Donald Thurlow's lobster boat, Scarborough, 1943

The boat rests on a wooden cradle and has been hauled up to the summer parking lot for the winter.

In the off-season, boats were hauled from the water and stored on wooden cradles. Come spring, boats in their cradles were hauled onto the shore, usually by Jack Conroy’s tow truck, and floated out of their cradles at high tide. The cradles were weighted down with sandbags before the tide came in. To release a boat from its cradle men would push from the boat with oars or poles. It was much harder to put a boat into a cradle in the fall. During the summer cradles were anchored on the marsh behind Bayley’s Lobster Pound and, although somewhat waterlogged, sandbags were needed to help sink the cradles when boats were hauled.
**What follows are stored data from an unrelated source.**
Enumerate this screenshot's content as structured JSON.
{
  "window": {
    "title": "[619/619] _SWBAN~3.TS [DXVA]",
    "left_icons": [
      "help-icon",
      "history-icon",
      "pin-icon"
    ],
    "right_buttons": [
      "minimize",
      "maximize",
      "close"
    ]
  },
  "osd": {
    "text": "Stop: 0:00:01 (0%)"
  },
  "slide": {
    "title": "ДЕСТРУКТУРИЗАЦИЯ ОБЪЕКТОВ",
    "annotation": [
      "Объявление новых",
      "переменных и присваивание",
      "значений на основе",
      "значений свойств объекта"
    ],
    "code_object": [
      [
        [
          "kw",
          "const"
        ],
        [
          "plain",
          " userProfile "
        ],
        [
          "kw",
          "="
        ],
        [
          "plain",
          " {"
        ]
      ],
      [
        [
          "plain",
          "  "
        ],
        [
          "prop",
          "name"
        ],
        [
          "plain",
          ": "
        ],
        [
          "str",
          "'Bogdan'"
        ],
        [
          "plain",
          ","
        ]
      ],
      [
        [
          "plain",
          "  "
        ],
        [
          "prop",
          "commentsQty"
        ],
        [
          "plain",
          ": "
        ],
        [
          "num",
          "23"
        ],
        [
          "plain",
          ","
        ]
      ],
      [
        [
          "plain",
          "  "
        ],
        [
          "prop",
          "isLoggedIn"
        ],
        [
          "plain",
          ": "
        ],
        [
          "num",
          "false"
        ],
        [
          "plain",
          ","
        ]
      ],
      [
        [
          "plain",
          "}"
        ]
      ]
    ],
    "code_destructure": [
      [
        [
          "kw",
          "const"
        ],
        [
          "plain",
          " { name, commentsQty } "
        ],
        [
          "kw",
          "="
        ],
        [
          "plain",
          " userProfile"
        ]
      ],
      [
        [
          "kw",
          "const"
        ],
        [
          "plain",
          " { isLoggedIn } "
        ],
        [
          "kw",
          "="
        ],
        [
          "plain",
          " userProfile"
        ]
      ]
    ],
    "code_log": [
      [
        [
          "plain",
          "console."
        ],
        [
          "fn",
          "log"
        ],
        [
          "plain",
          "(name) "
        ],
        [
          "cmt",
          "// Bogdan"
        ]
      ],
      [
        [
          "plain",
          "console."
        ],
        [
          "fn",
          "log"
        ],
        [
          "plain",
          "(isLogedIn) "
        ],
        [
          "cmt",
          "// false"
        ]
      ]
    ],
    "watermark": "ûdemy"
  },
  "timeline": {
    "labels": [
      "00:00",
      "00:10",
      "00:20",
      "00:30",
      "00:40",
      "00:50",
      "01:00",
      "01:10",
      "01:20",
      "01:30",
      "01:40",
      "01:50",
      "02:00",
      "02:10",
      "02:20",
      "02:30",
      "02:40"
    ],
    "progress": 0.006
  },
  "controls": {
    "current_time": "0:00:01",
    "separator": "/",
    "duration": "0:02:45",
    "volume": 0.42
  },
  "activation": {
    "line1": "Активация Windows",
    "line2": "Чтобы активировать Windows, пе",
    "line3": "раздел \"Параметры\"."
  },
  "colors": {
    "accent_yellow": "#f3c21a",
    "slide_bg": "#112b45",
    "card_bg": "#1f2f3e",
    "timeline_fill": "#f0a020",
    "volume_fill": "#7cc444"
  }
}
For many years, there were wooden pilings up river from the pier near the channel where some men used the pilings to hold cradles in place while running boats onto them. Often it took more than one attempt! At low tide, Jack Conroy would use his wrecker to winch the boat and cradle up to the Co-Op gravel parking lot. Because of the weight difference in the fall, Conroy often had to attach an oil truck to the front of his wrecker to keep it from dipping back. There was a tremendous strain on the two steel cables of the wrecker’s winch. Each year, everyone was afraid they would snap! Yet, each boat was brought to the parking lot for the winter. It was common for powerboats to be hauled in their cradles to the fisherman’s house, where he would have easy access to repair and paint his boat the next spring.